PARIS (Reuters) - Thousands of French pensioners marched through Paris and other cities in protest over higher social security taxes on Thursday, in a warning to President Emmanuel Macron whose popularity is falling in a key voter constituency.
The ebbing support for Macron among retired workers was a factor in the by-election defeat his party suffered last month, just eight months after winning the seat, underlining the challenges he faces with no traditional power base.
Pensioner discontent is a delicate issue for the former investment banker: France has some 15 million pensioners who typically vote in higher numbers than others.
“We’ve had enough of being bled dry the whole time,” said 75-year-old Mado Gurard who voted for Macron last May. “Us retired people, we vote. He has to listen to us.”
Three in every four pensioners voted for Macron in the second round of last spring’s presidential election. An Ifop survey this month showed support for Macron had fallen to 53 percent among their demographic.
Macron, who promised to revive a sluggish economy and clean up politics, campaigned before his election to increase the CSG tax which helps finance social welfare payments.
Nonetheless, many pensioners complain they have been hurt by a package of other tax increases, such as on diesel, and social welfare reductions, including on housing aid. Meanwhile the government has scrapped a wealth tax and is cutting corporate tax, leading to accusations from rivals that Macron is a “president of the rich”.
So far Macron has shown no sign of changing tack.
“I ask you to make an effort to help me relaunch the economy, for the youths,” Macron told a pensioner complaining about the tax increase during a visit to Tours on Wednesday.

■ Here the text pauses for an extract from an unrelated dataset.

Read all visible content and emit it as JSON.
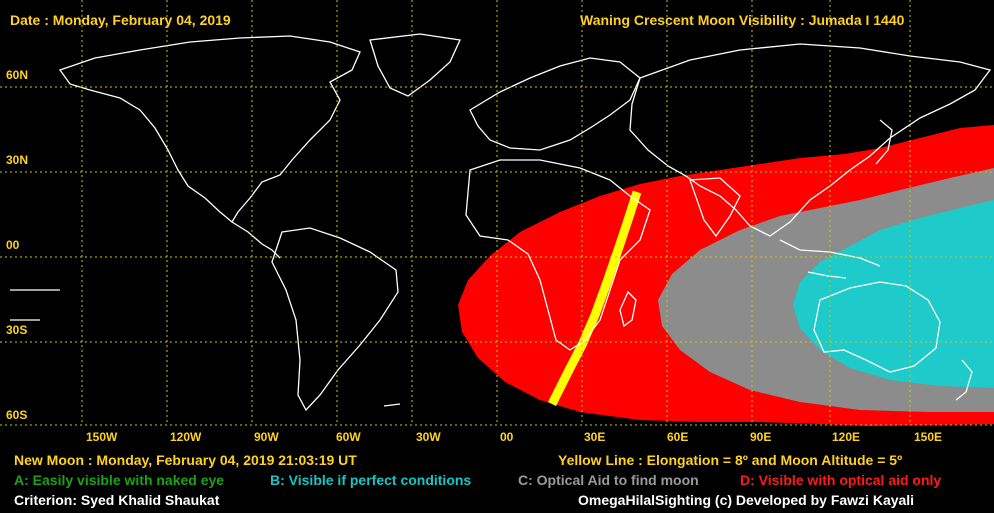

“It’s never nice (to see one’s tax increase) but that’s how it is,” he said.
Macron and his government say the increase in CSG taxes, in essence a tax on income, including pensions above 1,200 euros per month, was necessary to offset cuts to company payroll charges and housing taxes.
“Everything he is doing, it’s very unfair. I once liked the idea that he is neither of the left nor right. But everything he does is right-wing,” said Simone Roger, 71, adding she would not vote for Macron again.
The government estimates 20-25 percent of pensioners will be a few dozen euros worse off each year compared with before the tax changes, while the wealthiest of them may see their spending power fall by several hundred euros annually.